Jones took another moment thinking, he wasn’t even supposed to know that Jenkins was in holding let alone share the information with anyone.

“He was… in the wrong place at the wrong time.”

She sniffed back her tears and blinked a few times, and Jones saw the wheels turning in her head.

“How can I help you?”

“I need more information, where he’s living currently, what jobs he has, who his friends are, anything that might be able to help me put some pieces together.”

The woman’s face twisted again, now more confused than concerned.

“His only job is working at your bar Mr. Jones. Or at least the only one I know about.”

Jones tried, but failed, to hide his own expression as the wheels in his head started turning and she narrowed her eyes.

“At least… I still get some money from your bar every month from him?”

Seeing the expression on his face stay the same, she turned to reach into a drawer and pulled out a small collection of papers and handed them over. Jones took them and started flipping through.

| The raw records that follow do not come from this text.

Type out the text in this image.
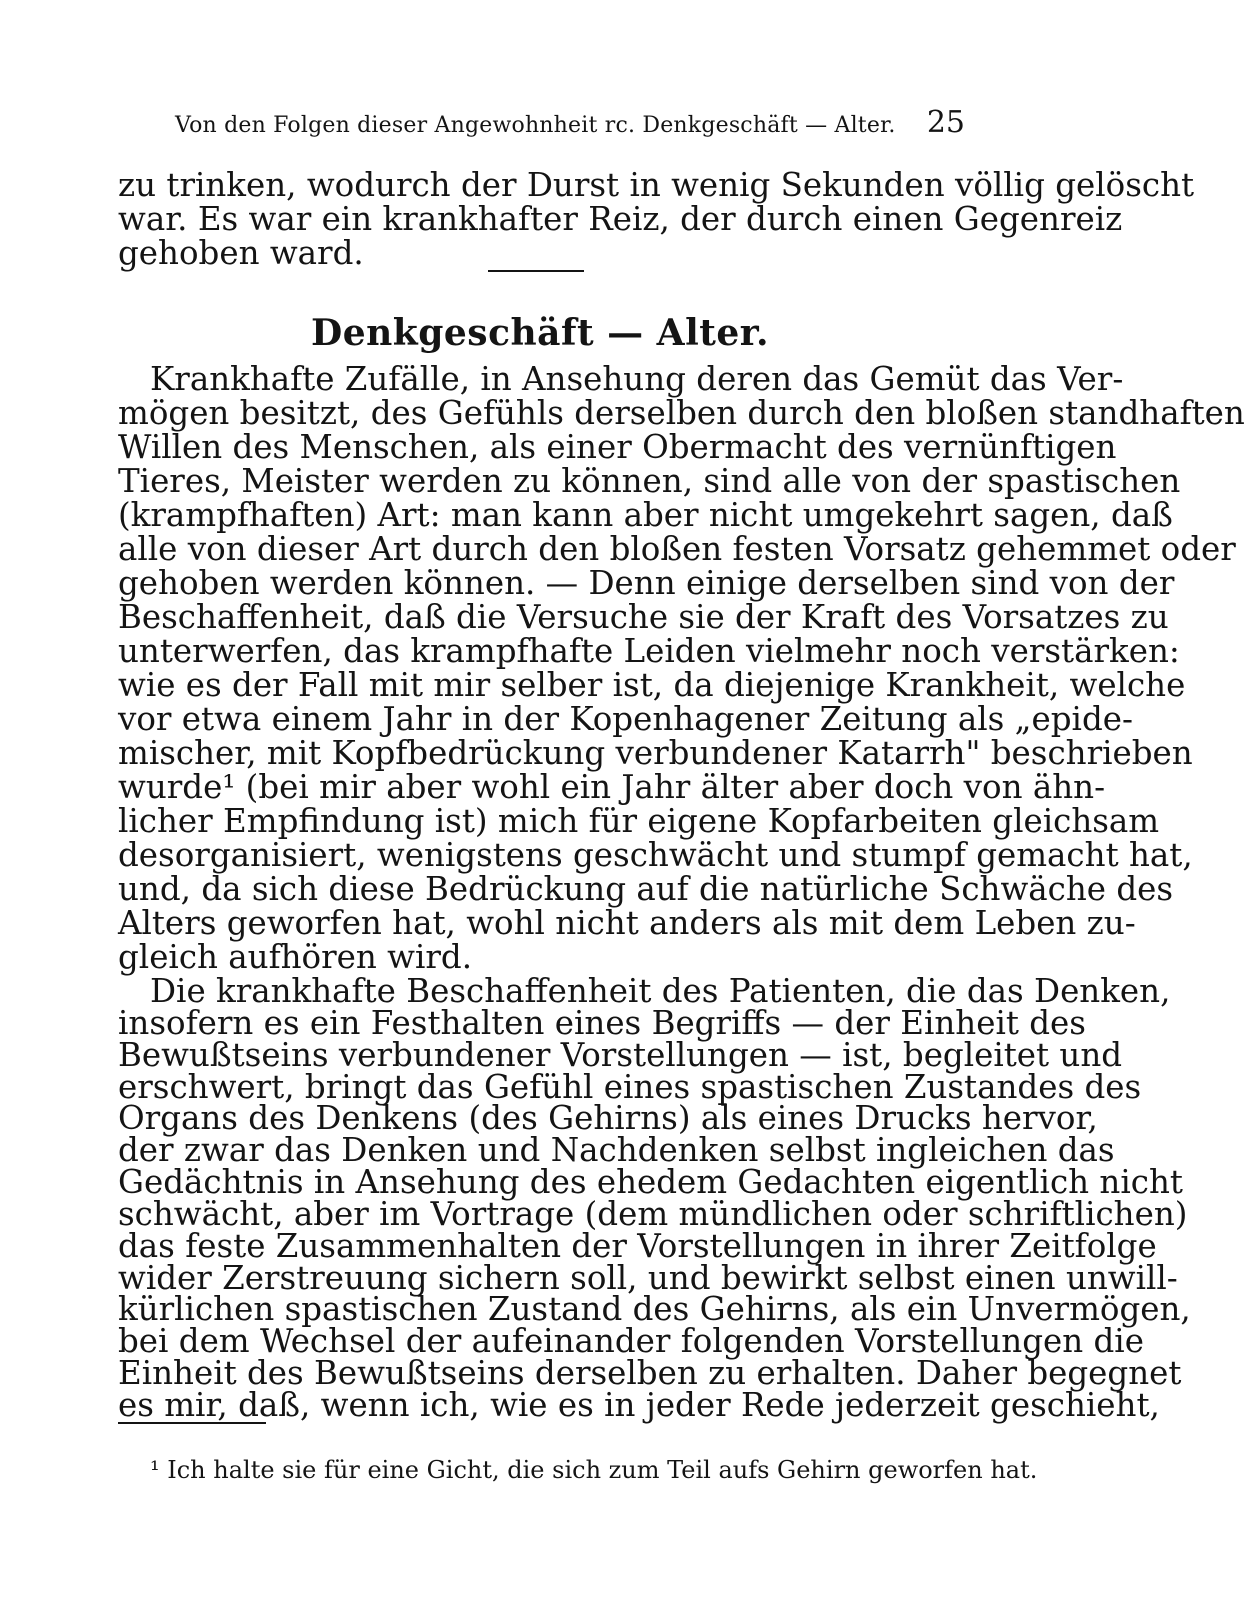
Von den Folgen dieser Angewohnheit rc. Denkgeschäft — Alter. 25
zu trinken, wodurch der Durst in wenig Sekunden völlig gelöscht
war. Es war ein krankhafter Reiz, der durch einen Gegenreiz
gehoben ward.
Denkgeschäft — Alter.
Krankhafte Zufälle, in Ansehung deren das Gemüt das Ver-
mögen besitzt, des Gefühls derselben durch den bloßen standhaften
Willen des Menschen, als einer Obermacht des vernünftigen
Tieres, Meister werden zu können, sind alle von der spastischen
(krampfhaften) Art: man kann aber nicht umgekehrt sagen, daß
alle von dieser Art durch den bloßen festen Vorsatz gehemmet oder
gehoben werden können. — Denn einige derselben sind von der
Beschaffenheit, daß die Versuche sie der Kraft des Vorsatzes zu
unterwerfen, das krampfhafte Leiden vielmehr noch verstärken:
wie es der Fall mit mir selber ist, da diejenige Krankheit, welche
vor etwa einem Jahr in der Kopenhagener Zeitung als „epide-
mischer, mit Kopfbedrückung verbundener Katarrh" beschrieben
wurde¹ (bei mir aber wohl ein Jahr älter aber doch von ähn-
licher Empfindung ist) mich für eigene Kopfarbeiten gleichsam
desorganisiert, wenigstens geschwächt und stumpf gemacht hat,
und, da sich diese Bedrückung auf die natürliche Schwäche des
Alters geworfen hat, wohl nicht anders als mit dem Leben zu-
gleich aufhören wird.
Die krankhafte Beschaffenheit des Patienten, die das Denken,
insofern es ein Festhalten eines Begriffs — der Einheit des
Bewußtseins verbundener Vorstellungen — ist, begleitet und
erschwert, bringt das Gefühl eines spastischen Zustandes des
Organs des Denkens (des Gehirns) als eines Drucks hervor,
der zwar das Denken und Nachdenken selbst ingleichen das
Gedächtnis in Ansehung des ehedem Gedachten eigentlich nicht
schwächt, aber im Vortrage (dem mündlichen oder schriftlichen)
das feste Zusammenhalten der Vorstellungen in ihrer Zeitfolge
wider Zerstreuung sichern soll, und bewirkt selbst einen unwill-
kürlichen spastischen Zustand des Gehirns, als ein Unvermögen,
bei dem Wechsel der aufeinander folgenden Vorstellungen die
Einheit des Bewußtseins derselben zu erhalten. Daher begegnet
¹ Ich halte sie für eine Gicht, die sich zum Teil aufs Gehirn geworfen hat.
es mir, daß, wenn ich, wie es in jeder Rede jederzeit geschieht,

As early as that week she’d received payment from his bar, which was a problem as far as Jones knew he didn’t work at The Jazz Bar anymore, and hadn’t for awhile.

“Mr Jones?”

Jones looked up at the woman and didn’t even try to hide that he was searching her face for the truth, then after a minute said slowly.

“Can I keep these?”

She looked from his face to his hands and said with an unmistakable hint of fear in her voice.

“Yes, but Mr Jones, please, what’s the matter? What’s going to happen to my boy?”

“I’m not sure right now, but I promise, I am going to get to the bottom of this, and I am going to try and help him.”

Jones sat for a moment longer, in part to see what the woman would do, but also to give himself the space to think, to see if there was anything else he needed to ask her, then nodded, thanked her and left.